Birthday in Paris
Monday morning in Paris was, rather surprisingly, the day in which I turned a quarter of a century old.
To celebrate this grand and unpredicted aging, I lay in bed for half the morning while Andy fed me nibbles of macaron. Which I suspect is how all birthdays happen if you live in Paris. We played 'guess the flavour', and discovered that Andy, who may have just been letting me win because I was birthday girl, was incapable of differentiating between 'wasabi' and 'lychee-rose'.
We eventually rolled out of the apartment, stopped for a brief moment of posing with the grandness of our foyer, and headed into the world...
Where, as birthday girl, I was allowed to have second breakfasts. Which was so filled with sugary almondness that I felt a strange desire to climb some mountains....
... the closest option for doing so in Paris seems to be Montmatre...
We headed up to Sacre Coeur past a bunch of men who seemed insistent on tying things around our wrists. They blocked both the entrances to the steps so that you couldn't possibly go around them.
As we went through one of them grabbed onto Andy so I placed my hand on his grippy little claw and said something like 'Please take your hands off him'.
And got punched as a reward! Which seems a bit counterproductive if you want me to buy your trash.
I hope you notice that after this run-in, I was still ALPHA enough to 'BAM'...
..And to resume my natural 'catapult' position (favoured by all Alpha Males).
Here is Andy above the city, although due to me being unable to make the focus less fixy because of lack of skill, it is mostly only Andy.
But you probably like Andy anyway.
We checked out the Cathedral, but were good little children and didn't take any photos. Last time around (2009), Lauren was 'naughty' and took several photos in a 'NO PHOTO' cathedral (I think it was even Sacre Coeur).

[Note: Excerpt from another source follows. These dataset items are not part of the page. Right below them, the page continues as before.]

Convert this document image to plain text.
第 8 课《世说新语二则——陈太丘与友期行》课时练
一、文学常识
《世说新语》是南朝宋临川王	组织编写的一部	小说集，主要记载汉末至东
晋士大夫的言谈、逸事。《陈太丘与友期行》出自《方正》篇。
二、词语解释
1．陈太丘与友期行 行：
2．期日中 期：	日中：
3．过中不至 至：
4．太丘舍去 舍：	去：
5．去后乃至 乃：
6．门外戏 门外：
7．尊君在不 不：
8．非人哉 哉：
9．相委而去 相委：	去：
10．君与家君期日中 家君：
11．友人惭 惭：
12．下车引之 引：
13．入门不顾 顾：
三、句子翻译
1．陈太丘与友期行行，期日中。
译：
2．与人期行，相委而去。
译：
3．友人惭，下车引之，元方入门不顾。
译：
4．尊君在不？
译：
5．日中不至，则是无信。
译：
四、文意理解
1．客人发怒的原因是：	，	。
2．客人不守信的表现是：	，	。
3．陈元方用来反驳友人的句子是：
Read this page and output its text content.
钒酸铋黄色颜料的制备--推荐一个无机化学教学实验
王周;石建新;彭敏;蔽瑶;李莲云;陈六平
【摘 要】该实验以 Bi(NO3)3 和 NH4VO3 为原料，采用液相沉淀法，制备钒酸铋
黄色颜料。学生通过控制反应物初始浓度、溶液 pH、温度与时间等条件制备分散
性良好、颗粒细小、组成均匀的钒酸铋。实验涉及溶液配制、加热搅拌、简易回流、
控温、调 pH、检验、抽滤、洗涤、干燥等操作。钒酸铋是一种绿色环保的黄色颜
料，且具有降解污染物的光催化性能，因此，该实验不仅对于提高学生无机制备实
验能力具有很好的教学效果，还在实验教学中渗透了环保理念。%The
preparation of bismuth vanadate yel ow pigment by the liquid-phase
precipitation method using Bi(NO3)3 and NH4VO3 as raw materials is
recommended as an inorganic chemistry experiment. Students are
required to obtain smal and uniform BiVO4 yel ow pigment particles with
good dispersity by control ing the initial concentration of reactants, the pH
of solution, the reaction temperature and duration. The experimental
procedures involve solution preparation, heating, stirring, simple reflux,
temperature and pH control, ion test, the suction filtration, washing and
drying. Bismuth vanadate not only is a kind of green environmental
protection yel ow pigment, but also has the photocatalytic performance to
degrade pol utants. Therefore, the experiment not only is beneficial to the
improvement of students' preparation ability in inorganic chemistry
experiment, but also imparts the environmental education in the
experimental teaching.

From that time on whenever we encountered bad weather or other trip obstacles, we knew it was because Lauren had incited the wrath of (the) god(s).
We wandered around the mount for a bit..
We took double advantage of the whole 'not being in Germany thing' by eating 1) fish and 2) foreign food.
The sashimi was amazing- with the tuna and salmon melting into your mouth.
These seemed to be some sort of Japanese/French fusion item- meat on sticks including (on the far right) a weird thing with meat and cheese combined. Not particularly offensive, but also not particularly amazing or oriental.
We didn't have anything pressing to do in the remaining few hours, so we kept walking in the direction of the Arc de Triomphe and Champs Elysees.
(I apologise for Andy's Moustache. It was 'Movember though...')
Our final stop before the airport was the lovelock bridge.
(Sorry fishies)
Ah Paris, you looked and tasted so very good!